Considering Pension Drawdown?

Considering Pension Drawdown?

Three years of pension freedoms

April marks the third anniversary of the introduction of pension freedoms, which allow investors aged 55 and over to take money out of their pensions as and when they want to.

Prior to the introduction of these rules, the vast majority of investors used their pension to buy an annuity, or income for life.

According to latest date from the city regulator the Financial Conduct Authority (FCA), only just over one in 10 pension pots (12%) are now being used to buy an annuity, whilst almost 700,000 retirees have opted for drawdown. Currently around £101 billion is in drawdown, with an average fund value of £148,750.

Steve Cameron, pensions director at insurer Aegon said: “Looking at typical investment returns over the last three years, people taking the average income of 5.2%, look to have done well and may find even after taking a substantial income, they have more in their pot than when they started.

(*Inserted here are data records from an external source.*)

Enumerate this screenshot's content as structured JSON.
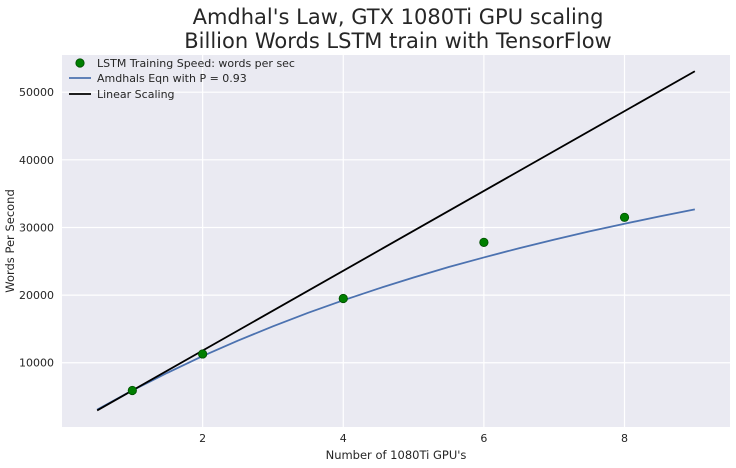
{
  "chart_data": {
    "type": "line",
    "title": "Amdhal's Law, GTX 1080Ti GPU scaling",
    "subtitle": "Billion Words LSTM train with TensorFlow",
    "xlabel": "Number of 1080Ti GPU's",
    "ylabel": "Words Per Second",
    "xlim": [
      0.0,
      9.5
    ],
    "ylim": [
      500,
      55500
    ],
    "x_ticks": [
      2,
      4,
      6,
      8
    ],
    "y_ticks": [
      10000,
      20000,
      30000,
      40000,
      50000
    ],
    "grid": true,
    "legend_position": "top-left",
    "series": [
      {
        "name": "LSTM Training Speed: words per sec",
        "kind": "scatter",
        "color": "#007f00",
        "x": [
          1,
          2,
          4,
          6,
          8
        ],
        "y": [
          5900,
          11300,
          19500,
          27800,
          31500
        ]
      },
      {
        "name": "Amdhals Eqn with P = 0.93",
        "kind": "line",
        "color": "#4c72b0",
        "x": [
          0.5,
          1,
          1.5,
          2,
          2.5,
          3,
          3.5,
          4,
          4.5,
          5,
          5.5,
          6,
          6.5,
          7,
          7.5,
          8,
          8.5,
          9
        ],
        "y": [
          3070,
          5900,
          8520,
          10990,
          13260,
          15390,
          17380,
          19230,
          20970,
          22600,
          24150,
          25570,
          26930,
          28210,
          29420,
          30550,
          31640,
          32670
        ]
      },
      {
        "name": "Linear Scaling",
        "kind": "line",
        "color": "#000000",
        "x": [
          0.5,
          9
        ],
        "y": [
          2950,
          53100
        ]
      }
    ]
  }
}
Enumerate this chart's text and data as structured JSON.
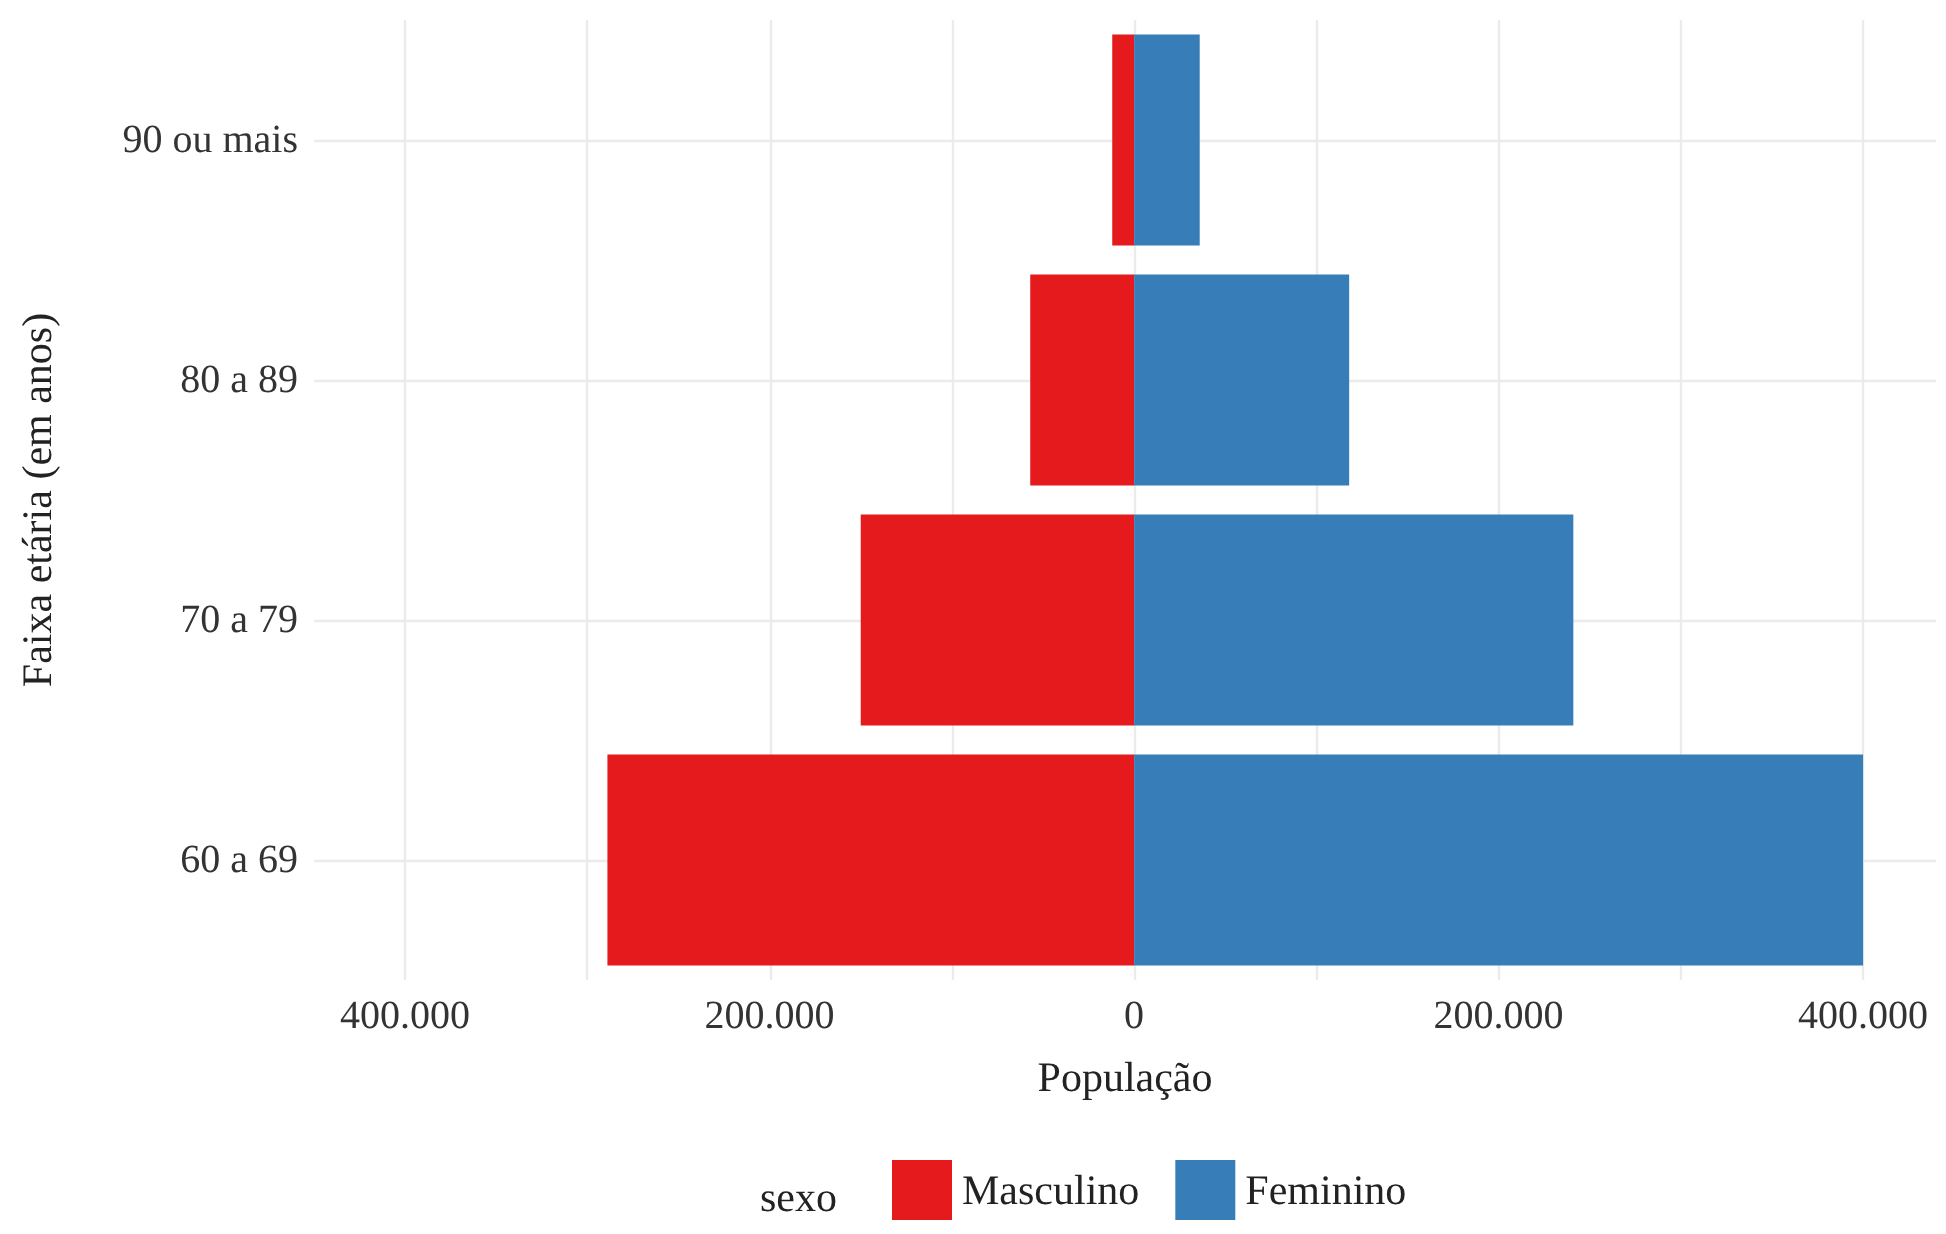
{
  "chart_data": {
    "type": "bar",
    "orientation": "horizontal",
    "stacked": true,
    "xlabel": "População",
    "ylabel": "Faixa etária (em anos)",
    "legend_title": "sexo",
    "categories": [
      "90 ou mais",
      "80 a 89",
      "70 a 79",
      "60 a 69"
    ],
    "series": [
      {
        "name": "Masculino",
        "color": "#e41a1c",
        "values": [
          -12000,
          -57000,
          -150000,
          -289000
        ]
      },
      {
        "name": "Feminino",
        "color": "#377eb8",
        "values": [
          36000,
          118000,
          241000,
          400000
        ]
      }
    ],
    "xlim": [
      -450000,
      440000
    ],
    "xticks": [
      {
        "value": -400000,
        "label": "400.000"
      },
      {
        "value": -300000,
        "label": null
      },
      {
        "value": -200000,
        "label": "200.000"
      },
      {
        "value": -100000,
        "label": null
      },
      {
        "value": 0,
        "label": "0"
      },
      {
        "value": 100000,
        "label": null
      },
      {
        "value": 200000,
        "label": "200.000"
      },
      {
        "value": 300000,
        "label": null
      },
      {
        "value": 400000,
        "label": "400.000"
      }
    ],
    "grid": true,
    "legend": "bottom"
  }
}
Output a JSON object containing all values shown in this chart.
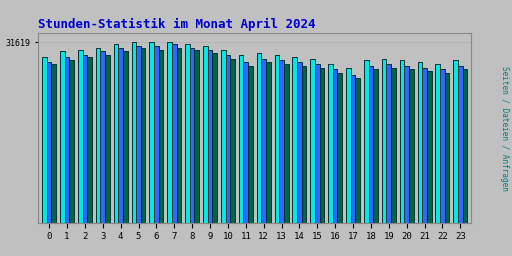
{
  "title": "Stunden-Statistik im Monat April 2024",
  "title_color": "#0000cc",
  "title_fontsize": 9,
  "ylabel_right": "Seiten / Dateien / Anfragen",
  "ylabel_right_color": "#008080",
  "ytick_label": "31619",
  "background_color": "#c0c0c0",
  "plot_bg_color": "#c0c0c0",
  "bar_color_1": "#00e8e8",
  "bar_color_2": "#3366ff",
  "bar_color_3": "#006644",
  "bar_edge_color": "#003333",
  "categories": [
    0,
    1,
    2,
    3,
    4,
    5,
    6,
    7,
    8,
    9,
    10,
    11,
    12,
    13,
    14,
    15,
    16,
    17,
    18,
    19,
    20,
    21,
    22,
    23
  ],
  "values_1": [
    92,
    95,
    96,
    97,
    99,
    100,
    100,
    100,
    99,
    98,
    96,
    93,
    94,
    93,
    92,
    91,
    88,
    86,
    90,
    91,
    90,
    89,
    88,
    90
  ],
  "values_2": [
    89,
    92,
    93,
    95,
    97,
    98,
    98,
    99,
    97,
    96,
    93,
    89,
    91,
    90,
    89,
    88,
    85,
    82,
    87,
    88,
    87,
    86,
    85,
    87
  ],
  "values_3": [
    88,
    90,
    92,
    93,
    95,
    97,
    96,
    97,
    96,
    94,
    91,
    87,
    89,
    88,
    87,
    86,
    83,
    80,
    85,
    86,
    85,
    84,
    83,
    85
  ],
  "ymax": 105,
  "ymin": 0,
  "font_family": "monospace"
}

However, retirement can last 20 or even 30 years and prospects in drawdown change depending on how much income is taken as well as on investment returns which can change dramatically year on year.”


What to watch out for

If you’re considering using drawdown, it’s important to understand the risks involved, as well as the benefits.

Danny Cox, of independent financial advisers Hargreaves Lansdown said: “For the right people pension drawdown provides retirees with much greater flexibility on how and when income is drawn, compared to an annuity. Drawdown is also more flexible on death and, with the right investment choices, can see higher incomes drawn over the pensioners lifetime.

“In a drawdown plan, the pension fund remains invested. This means it comes with risk, the main one being that the investments don’t do well enough to sustain the income being taken. In short, you could run out of money in the future.”

Taking out too much also means you risk a potentially hefty tax bill. You can only take up to 25% of your pension as tax-free cash. If you withdraw more than this, these withdrawals will be taxed as income, payable at your highest rate, so the more you take out, the more tax you’ll pay. You may therefore decide to draw an income from your pension more gradually to keep your tax bills to a minimum, or you might want to use some of it to buy an annuity.

Mr Cox said: “An annuity guarantees the pension income for life and suits those who are risk averse and want to know their pension is guaranteed.”

If you’re not sure how much income to draw from your pension, or whether buying an annuity is the right option for you, seek professional financial advice.